Descrizione
Fatiha Morchid ci regala con questo libro, Fogli innamorati, uno splendido, sgargiante canzoniere d’amore diviso in quattro parti, come gli atti di un’opera lirica; il teatro si offre infatti come il paragone più giusto e preciso a designare la struttura drammaturgica di un poeta-personaggio che possiede nel suo canto la sua alta capacità di strazio parlando, si potrebbe dire, per bocca altrui, con la consapevolezza cioè che il sentimento più esclusivo e patetico è nello stesso tempo, in quanto condiviso nel tempo e nello spazio da chissà quanti altri, quello vestito e travestito in vari personaggi, e la parola vergine è anche quella più usata da altri prima di noi: noi non siamo padroni del nostro linguaggio, insomma. Lezione di profonda umiltà che ci viene appunto dalla poesia, da questa poesia di Fatiha Morchid in particolare.
Tutto questo coincidere fra esistenza e retorica, vita e letteratura, diventa tipico della grande poesia d’amore. A questo proposito, mentre leggevo con ansia e ingordigia i versi di Fatiha Morchid e ne ammiravo l’asciutta scansione, mi venivano in mente i versi di un grande artista italiano del Rinascimento, i versi di Michelangelo Buonarroti, quando chiudeva una sua poesia con questa domanda legata al mistero dell’amore e ai suoi effetti sul soggetto: «Come può esser ch’io non sia più mio?» Ebbene, questo spossessamento del soggetto riguarda non solo esistenzialmente il poeta d’amore, che vive «la soave malattia» come la chiamava Platone quasi straniandosi da se stesso, vivendo d’altra vita, come spesso si dice, ma anche o soprattutto retoricamente il suo linguaggio, fatto di parole che sono state tutte quante adoperate prima e che trasformano la materia rovente e dura d’angoscia dell’esperienza amorosa in «teatro di affetti», repertorio di tensioni, slanci, riposi.
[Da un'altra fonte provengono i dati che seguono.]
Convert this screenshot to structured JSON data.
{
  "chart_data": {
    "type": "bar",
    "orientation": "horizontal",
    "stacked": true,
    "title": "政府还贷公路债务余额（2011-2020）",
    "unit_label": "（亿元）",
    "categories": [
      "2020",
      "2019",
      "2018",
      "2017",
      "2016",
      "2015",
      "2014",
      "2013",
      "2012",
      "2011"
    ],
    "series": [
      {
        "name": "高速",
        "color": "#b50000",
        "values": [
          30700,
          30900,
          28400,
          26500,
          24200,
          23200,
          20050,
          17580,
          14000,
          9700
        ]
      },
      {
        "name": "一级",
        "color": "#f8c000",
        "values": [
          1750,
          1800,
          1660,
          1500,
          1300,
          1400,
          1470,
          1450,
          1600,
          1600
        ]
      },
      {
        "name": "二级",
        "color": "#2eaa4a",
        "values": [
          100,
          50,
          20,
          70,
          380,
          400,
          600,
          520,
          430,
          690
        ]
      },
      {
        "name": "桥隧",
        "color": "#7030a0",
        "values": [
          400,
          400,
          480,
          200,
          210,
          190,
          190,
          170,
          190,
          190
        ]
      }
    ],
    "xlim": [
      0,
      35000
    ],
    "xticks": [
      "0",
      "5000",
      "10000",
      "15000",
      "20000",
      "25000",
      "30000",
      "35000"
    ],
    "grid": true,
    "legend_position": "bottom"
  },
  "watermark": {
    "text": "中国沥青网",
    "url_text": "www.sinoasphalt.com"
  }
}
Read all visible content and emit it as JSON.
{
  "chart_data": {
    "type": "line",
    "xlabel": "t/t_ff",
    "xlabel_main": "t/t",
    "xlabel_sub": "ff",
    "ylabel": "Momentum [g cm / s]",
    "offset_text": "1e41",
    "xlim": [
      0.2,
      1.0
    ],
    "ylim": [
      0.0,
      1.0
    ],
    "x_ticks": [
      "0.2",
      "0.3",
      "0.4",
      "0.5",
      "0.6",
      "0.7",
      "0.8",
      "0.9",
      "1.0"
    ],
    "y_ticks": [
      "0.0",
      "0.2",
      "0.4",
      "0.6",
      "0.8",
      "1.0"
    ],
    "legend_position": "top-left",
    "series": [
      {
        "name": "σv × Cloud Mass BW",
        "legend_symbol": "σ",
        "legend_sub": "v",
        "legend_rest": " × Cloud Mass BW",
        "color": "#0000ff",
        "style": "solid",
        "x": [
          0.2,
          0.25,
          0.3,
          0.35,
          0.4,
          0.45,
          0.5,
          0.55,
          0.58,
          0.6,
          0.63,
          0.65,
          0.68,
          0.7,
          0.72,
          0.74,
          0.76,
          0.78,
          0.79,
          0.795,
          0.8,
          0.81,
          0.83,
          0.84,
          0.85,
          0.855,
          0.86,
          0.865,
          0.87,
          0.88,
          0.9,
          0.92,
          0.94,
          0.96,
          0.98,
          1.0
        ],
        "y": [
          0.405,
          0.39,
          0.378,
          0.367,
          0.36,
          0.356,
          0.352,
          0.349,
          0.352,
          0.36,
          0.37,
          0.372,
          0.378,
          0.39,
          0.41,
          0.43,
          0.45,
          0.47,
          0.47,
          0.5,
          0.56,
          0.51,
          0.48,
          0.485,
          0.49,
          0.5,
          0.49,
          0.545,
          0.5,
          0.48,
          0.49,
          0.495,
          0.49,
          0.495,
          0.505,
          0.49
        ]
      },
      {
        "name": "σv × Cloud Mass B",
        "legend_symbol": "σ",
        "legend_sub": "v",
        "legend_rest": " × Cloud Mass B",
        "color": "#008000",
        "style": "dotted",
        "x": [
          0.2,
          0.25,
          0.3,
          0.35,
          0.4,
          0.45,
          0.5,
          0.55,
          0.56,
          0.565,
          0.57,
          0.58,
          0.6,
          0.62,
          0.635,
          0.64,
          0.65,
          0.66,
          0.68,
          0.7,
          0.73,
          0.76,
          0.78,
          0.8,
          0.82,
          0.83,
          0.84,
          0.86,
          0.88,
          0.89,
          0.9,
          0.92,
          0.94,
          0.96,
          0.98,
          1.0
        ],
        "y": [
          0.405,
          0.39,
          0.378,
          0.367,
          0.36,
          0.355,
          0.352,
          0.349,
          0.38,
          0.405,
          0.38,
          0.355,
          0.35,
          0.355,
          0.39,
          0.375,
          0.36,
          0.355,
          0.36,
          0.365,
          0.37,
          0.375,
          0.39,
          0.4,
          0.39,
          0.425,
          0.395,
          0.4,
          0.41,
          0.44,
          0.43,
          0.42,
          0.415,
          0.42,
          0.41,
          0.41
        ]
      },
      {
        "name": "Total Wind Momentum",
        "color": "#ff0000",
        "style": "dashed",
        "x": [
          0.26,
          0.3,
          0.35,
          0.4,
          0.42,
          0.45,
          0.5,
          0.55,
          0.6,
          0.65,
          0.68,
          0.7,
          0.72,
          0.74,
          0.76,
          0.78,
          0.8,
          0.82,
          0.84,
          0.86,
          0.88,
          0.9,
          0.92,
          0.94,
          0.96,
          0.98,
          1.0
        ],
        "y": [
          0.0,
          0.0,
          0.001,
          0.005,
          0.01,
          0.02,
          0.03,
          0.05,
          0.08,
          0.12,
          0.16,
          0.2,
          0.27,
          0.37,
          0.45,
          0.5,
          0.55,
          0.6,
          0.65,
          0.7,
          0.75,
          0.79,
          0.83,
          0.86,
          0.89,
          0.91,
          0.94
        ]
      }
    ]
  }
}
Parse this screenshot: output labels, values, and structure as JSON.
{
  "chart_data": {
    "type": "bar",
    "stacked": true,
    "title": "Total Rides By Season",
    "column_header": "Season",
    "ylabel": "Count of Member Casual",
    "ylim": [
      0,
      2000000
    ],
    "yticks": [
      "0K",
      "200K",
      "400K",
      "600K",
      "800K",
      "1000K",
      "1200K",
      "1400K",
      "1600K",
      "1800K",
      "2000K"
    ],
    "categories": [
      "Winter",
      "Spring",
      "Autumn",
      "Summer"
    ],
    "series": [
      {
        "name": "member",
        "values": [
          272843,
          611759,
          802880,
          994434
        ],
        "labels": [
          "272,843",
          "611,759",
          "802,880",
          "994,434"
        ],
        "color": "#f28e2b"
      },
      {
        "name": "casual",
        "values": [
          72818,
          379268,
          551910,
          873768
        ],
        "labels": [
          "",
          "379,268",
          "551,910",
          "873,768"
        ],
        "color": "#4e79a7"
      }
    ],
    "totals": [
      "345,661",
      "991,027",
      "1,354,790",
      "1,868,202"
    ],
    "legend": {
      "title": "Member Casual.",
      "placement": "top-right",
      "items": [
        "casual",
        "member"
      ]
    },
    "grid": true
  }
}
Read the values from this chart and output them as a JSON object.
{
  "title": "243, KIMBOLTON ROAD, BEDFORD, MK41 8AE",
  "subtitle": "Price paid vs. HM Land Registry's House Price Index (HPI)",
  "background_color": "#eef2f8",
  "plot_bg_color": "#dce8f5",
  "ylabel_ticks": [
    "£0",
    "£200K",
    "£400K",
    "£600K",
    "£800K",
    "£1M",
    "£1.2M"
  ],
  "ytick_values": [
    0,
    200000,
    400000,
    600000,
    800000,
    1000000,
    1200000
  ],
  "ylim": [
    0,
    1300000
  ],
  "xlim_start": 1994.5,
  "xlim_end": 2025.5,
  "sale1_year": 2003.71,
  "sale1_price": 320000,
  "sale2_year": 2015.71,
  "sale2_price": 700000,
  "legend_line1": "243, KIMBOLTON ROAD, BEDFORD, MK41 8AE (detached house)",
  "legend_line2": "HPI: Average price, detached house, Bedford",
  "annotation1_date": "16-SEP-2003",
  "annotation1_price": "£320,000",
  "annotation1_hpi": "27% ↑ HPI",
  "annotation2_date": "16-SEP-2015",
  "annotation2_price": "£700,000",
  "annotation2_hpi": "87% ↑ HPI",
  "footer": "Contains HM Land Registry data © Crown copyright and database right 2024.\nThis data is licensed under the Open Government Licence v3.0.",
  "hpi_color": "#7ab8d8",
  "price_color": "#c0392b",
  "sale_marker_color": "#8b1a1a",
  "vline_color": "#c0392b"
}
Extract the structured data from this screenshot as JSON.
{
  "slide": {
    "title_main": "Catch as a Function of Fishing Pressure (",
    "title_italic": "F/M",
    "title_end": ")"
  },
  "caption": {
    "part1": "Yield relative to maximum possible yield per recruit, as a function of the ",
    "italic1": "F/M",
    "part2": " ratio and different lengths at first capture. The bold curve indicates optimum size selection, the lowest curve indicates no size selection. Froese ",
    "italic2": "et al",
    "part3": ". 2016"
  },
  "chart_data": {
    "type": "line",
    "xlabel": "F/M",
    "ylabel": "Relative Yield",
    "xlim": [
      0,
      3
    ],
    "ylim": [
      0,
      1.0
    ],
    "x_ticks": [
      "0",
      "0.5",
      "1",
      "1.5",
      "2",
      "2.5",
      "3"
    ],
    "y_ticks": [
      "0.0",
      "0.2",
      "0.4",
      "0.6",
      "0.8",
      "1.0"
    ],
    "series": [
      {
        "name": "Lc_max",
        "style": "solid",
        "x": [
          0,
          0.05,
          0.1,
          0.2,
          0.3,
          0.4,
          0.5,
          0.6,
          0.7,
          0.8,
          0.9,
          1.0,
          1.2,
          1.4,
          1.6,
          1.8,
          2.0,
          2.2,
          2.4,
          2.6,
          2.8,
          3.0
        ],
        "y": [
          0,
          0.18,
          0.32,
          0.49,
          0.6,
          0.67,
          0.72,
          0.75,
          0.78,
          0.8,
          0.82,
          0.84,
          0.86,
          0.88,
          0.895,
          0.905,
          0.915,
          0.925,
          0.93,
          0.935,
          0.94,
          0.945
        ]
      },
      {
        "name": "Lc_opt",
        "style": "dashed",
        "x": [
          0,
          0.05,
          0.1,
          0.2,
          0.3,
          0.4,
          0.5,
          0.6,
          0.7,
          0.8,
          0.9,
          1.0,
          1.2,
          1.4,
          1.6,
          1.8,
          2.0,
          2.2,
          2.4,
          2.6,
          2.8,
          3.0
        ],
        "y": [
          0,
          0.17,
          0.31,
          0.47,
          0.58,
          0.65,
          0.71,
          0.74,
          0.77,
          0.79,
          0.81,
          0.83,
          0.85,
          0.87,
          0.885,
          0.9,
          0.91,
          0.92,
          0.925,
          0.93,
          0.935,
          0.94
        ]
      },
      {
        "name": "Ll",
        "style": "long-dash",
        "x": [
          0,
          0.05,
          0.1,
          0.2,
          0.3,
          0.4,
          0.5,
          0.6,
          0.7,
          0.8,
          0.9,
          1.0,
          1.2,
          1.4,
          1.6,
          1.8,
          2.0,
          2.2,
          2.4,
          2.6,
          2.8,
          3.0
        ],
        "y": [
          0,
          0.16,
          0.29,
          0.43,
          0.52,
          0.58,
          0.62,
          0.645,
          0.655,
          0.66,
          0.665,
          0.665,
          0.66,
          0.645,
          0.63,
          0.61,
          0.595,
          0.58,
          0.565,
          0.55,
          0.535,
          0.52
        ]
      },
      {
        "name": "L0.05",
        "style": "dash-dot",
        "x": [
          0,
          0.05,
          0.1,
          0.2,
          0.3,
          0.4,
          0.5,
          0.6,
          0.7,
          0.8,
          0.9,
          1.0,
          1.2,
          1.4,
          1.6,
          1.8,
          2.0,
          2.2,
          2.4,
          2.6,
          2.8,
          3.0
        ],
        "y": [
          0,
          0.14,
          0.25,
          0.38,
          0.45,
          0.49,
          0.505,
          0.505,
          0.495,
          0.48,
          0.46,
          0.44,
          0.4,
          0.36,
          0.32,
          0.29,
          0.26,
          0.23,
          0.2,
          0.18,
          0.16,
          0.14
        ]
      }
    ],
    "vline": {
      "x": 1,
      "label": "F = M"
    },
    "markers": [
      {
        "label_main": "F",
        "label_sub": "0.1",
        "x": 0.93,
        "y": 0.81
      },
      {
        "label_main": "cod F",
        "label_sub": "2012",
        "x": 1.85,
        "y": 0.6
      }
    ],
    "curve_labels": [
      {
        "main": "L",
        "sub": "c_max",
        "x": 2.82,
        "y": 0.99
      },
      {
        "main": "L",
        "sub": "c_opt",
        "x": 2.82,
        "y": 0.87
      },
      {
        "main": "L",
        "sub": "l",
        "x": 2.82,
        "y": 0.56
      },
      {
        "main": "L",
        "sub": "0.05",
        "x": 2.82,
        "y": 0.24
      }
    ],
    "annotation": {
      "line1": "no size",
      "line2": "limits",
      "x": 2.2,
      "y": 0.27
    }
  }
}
Ecco quindi il senso di quel soggetto che non è più solo se stesso, ma è anche altro, personaggio che traveste il suo corpo d’altre vite, come fa qui l’autrice di questi meravigliosi Fogli innamorati, che sembra essersi impossessata degli accenti e delle parole più varie, appartenute a grandi poeti del passato, a Saffo, Omero, Michelangelo, fino ai più moderni, ed essersi legata indissolubilmente a questi echi che ritornano in varie prospettive e fanno sì che anche quando si abbia a che fare con quanto di più irriducibilmente unico ci sia, il sentimento d’amore appunto, in fondo non si faccia che ritagliare il linguaggio degli altri.
Fatiha Morchid è maestra di questo, e diventa difficile sottrarsi ai suoi sortilegi, tant’è vero che mi sono arreso ad un certo punto a questa sua piena capacità di strazio e canto, sono entrato dapprima timidamente poi sempre più fatto ardito in questa finzione acuta e arguta, vivace e dolorosa insieme, e sono così diventato anch’io personaggio fra i personaggi, attore insieme ad altri attori. «Inciampo nel lembo della notte/ delle cifre del corpo ho la mia veste/ che mi ripara/ dal tuo vento/ O stella svanita.»
Mi sono trasformato e finto nel ruolo di destinatario delle cifre amorose, come ogni lettore di poesia lirica dovrebbe fare, e ho come dire «vissuto» questa retorica, sentito la sua artificiosa bellezza, il suo battere fugace di ali di farfalle, come nella sezione del libro apposita. Ho così partecipato come quel lettore descritto da Borges al patrimonio del testo, alla sua «scrittura», e chissà se un giorno, quando la potente suggestione di questi versi si sarà ben ficcata dentro di me, io non possa rispondere con altri versi ed entrare nello spazio di questo teatro col mio tessuto di parole a rispondere al loro gioco e giogo meraviglioso.